Non sono soggetti a dazi d’entrata o d’uscita, come pure a qualsiasi altra tassa:
- I concimi di qualsiasi genere, le materie per la protezione delle piante, i semi e le sementi, le piante silvestri, i piantimi (eccettuati quelli degli alberi fruttiferi e delle piante ornamentali), le pertiche, i pali per la vite ed altri, le macchine che servono all’economia agricola e forestale, gli utensili e i veicoli, comprese le bestie da lavoro, i foraggi e i carburanti necessari, quando sono trasportati dalle case d’abitazione o dagli stabilimenti agricoli situati nella zona di confine di uno dei due Paesi sui fondi siti e coltivati nella zona di confine dell’altro; vanno pure esenti da qualsiasi tassa quando essi sono ritrasportati da questi fondi alle case d’abitazione o agli stabilimenti agricoli. Le macchine, gli utensili, i veicoli e le bestie da lavoro godono tuttavia della franchigia solo se vengono riesportati a lavoro ultimato.
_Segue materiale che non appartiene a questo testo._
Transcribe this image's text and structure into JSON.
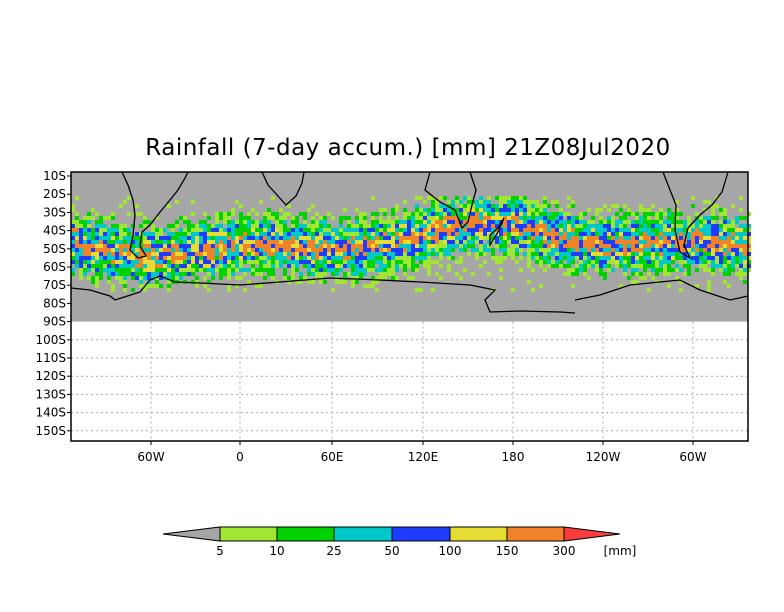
{
  "title": "Rainfall (7-day accum.) [mm] 21Z08Jul2020",
  "y_axis": {
    "labels": [
      "10S",
      "20S",
      "30S",
      "40S",
      "50S",
      "60S",
      "70S",
      "80S",
      "90S",
      "100S",
      "110S",
      "120S",
      "130S",
      "140S",
      "150S"
    ]
  },
  "x_axis": {
    "labels": [
      "60W",
      "0",
      "60E",
      "120E",
      "180",
      "120W",
      "60W"
    ]
  },
  "colorbar": {
    "unit": "[mm]",
    "levels": [
      "5",
      "10",
      "25",
      "50",
      "100",
      "150",
      "300"
    ],
    "colors": [
      "#a6a6a6",
      "#a0e632",
      "#00d200",
      "#00c8c8",
      "#1e3cff",
      "#e6dc32",
      "#f08228",
      "#fa3c3c"
    ]
  },
  "colors": {
    "no_data": "#a6a6a6",
    "land_outline": "#000000",
    "grid": "#aaaaaa"
  }
}
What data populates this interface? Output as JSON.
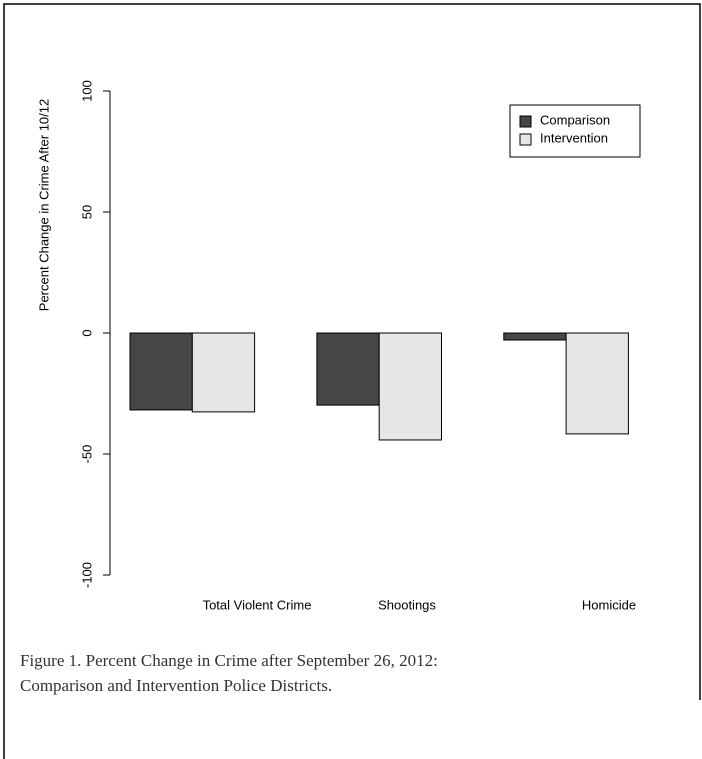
{
  "chart_data": {
    "type": "bar",
    "y_label": "Percent Change in Crime After 10/12",
    "categories": [
      "Total Violent Crime",
      "Shootings",
      "Homicide"
    ],
    "series": [
      {
        "name": "Comparison",
        "color": "#464646",
        "values": [
          -31.8,
          -29.8,
          -2.9
        ]
      },
      {
        "name": "Intervention",
        "color": "#e6e6e6",
        "values": [
          -32.6,
          -44.2,
          -41.7
        ]
      }
    ],
    "ylim": [
      -100,
      100
    ],
    "yticks": [
      -100,
      -50,
      0,
      50,
      100
    ],
    "legend": "top-right",
    "caption": [
      "Figure 1.  Percent Change in Crime after September 26, 2012:",
      "Comparison and Intervention Police Districts."
    ]
  }
}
Questa condizione è parimente applicabile ai foraggi, ai carburanti e ai lubrificanti non utilizzati.
- Mediante previa dichiarazione alla dogana o con autorizzazione speciale, il trasporto attraverso la frontiera del bestiame e degli attrezzi necessari ai lavori agricoli può eccezionalmente essere fatto anche su strade non permesse, allorchè le condizioni locali o il genere dei lavori da farsi lo giustifichino, e dato che siano costituite le garanzie doganali previste dalle ordinanze e, infine, se l’abitante della zona ritorni il giorno stesso dalla zona in cui si è recato. Il passaggio del bestiame dovrà tuttavia avvenire solo attraverso le strade designate a questo scopo, di comune accordo tra le autorità amministrative competenti.
- I prodotti greggi ricavati dai fondi agricoli e forestali menzionati nel numero 1 e trasportati dal coltivatore, dai membri della sua famiglia o dai suoi impiegati alle case d’abitazione o agli stabilimenti agricoli situati nell’altra zona di confine. Sono eccettuati i prodotti della viticoltura.
- Tutti i prodotti dell’economia agricola e forestale, compresi quelli dell’allevamento del bestiame e della viticoltura, ricavati da un fondo attraversato dalla linea doganale, quando sono trasportati alle case d’abitazione o agli stabilimenti agricoli da parte di questi ultimi separate dal confine.
- Il latte e i latticini originari dal bestiame, dell’una delle zone, che passa l’inverno o l’estate nell’altra zona, qualora siano importati dall’affittuario o dal proprietario del bestiame. L’esenzione da dazio vale anche per i latticini che sono importati dopo il ritorno del bestiame, ma al più tardi entro quattro settimane dopo lo scarico dell’alpe.
Fruiscono parimente della franchigia dei dazi i buoi, le vacche e gli animali giovani (compresi i prodotti da loro ricavati) importati nella valle di Samnaun per un periodo di tempo che sarà fissato dall’autorità doganale e che non potrà in ogni caso oltrepassare due anni, purchè l’entrata e l’uscita siano annunciate all’ufficio doganale e siano costituite le garanzie per la spedizione doganale con annotazione.
Le agevolezze previste nei numeri da I a 2 sono concesse alle stesse condizioni anche ai Cantoni, ai Comuni e alle corporazioni di diritto pubblico nelle zone di confine.
Gli abitanti della zona di confine che, in virtù di contratti di lavoro, attendono periodicamente in luogo vicino al loro domicilio, a lavori agricoli o forestali nelle aziende agricole o forestali della zona doganale confinante, possono attraversare liberamente la linea doganale con gl’istrumenti del mestiere senza essere soggetti a tasse e senza esser tenuti a seguire le strade permesse, semprechè ritornino al loro domicilio sei giorni al più tardi dopo il loro arrivo nel luogo del lavoro; restano inoltre riservate le disposizioni prese dall’autorità per la protezione degli interessi della dogana. Le derrate alimentari comuni, le bevande ed il vitto preparati per questi operai nel luogo del loro domicilio, può essere portato loro in franchigia da qualsiasi dazio o tassa, attraverso la frontiera, purchè il portatore ritorni al suo domicilio il giorno stesso in cui ha passato la frontiera.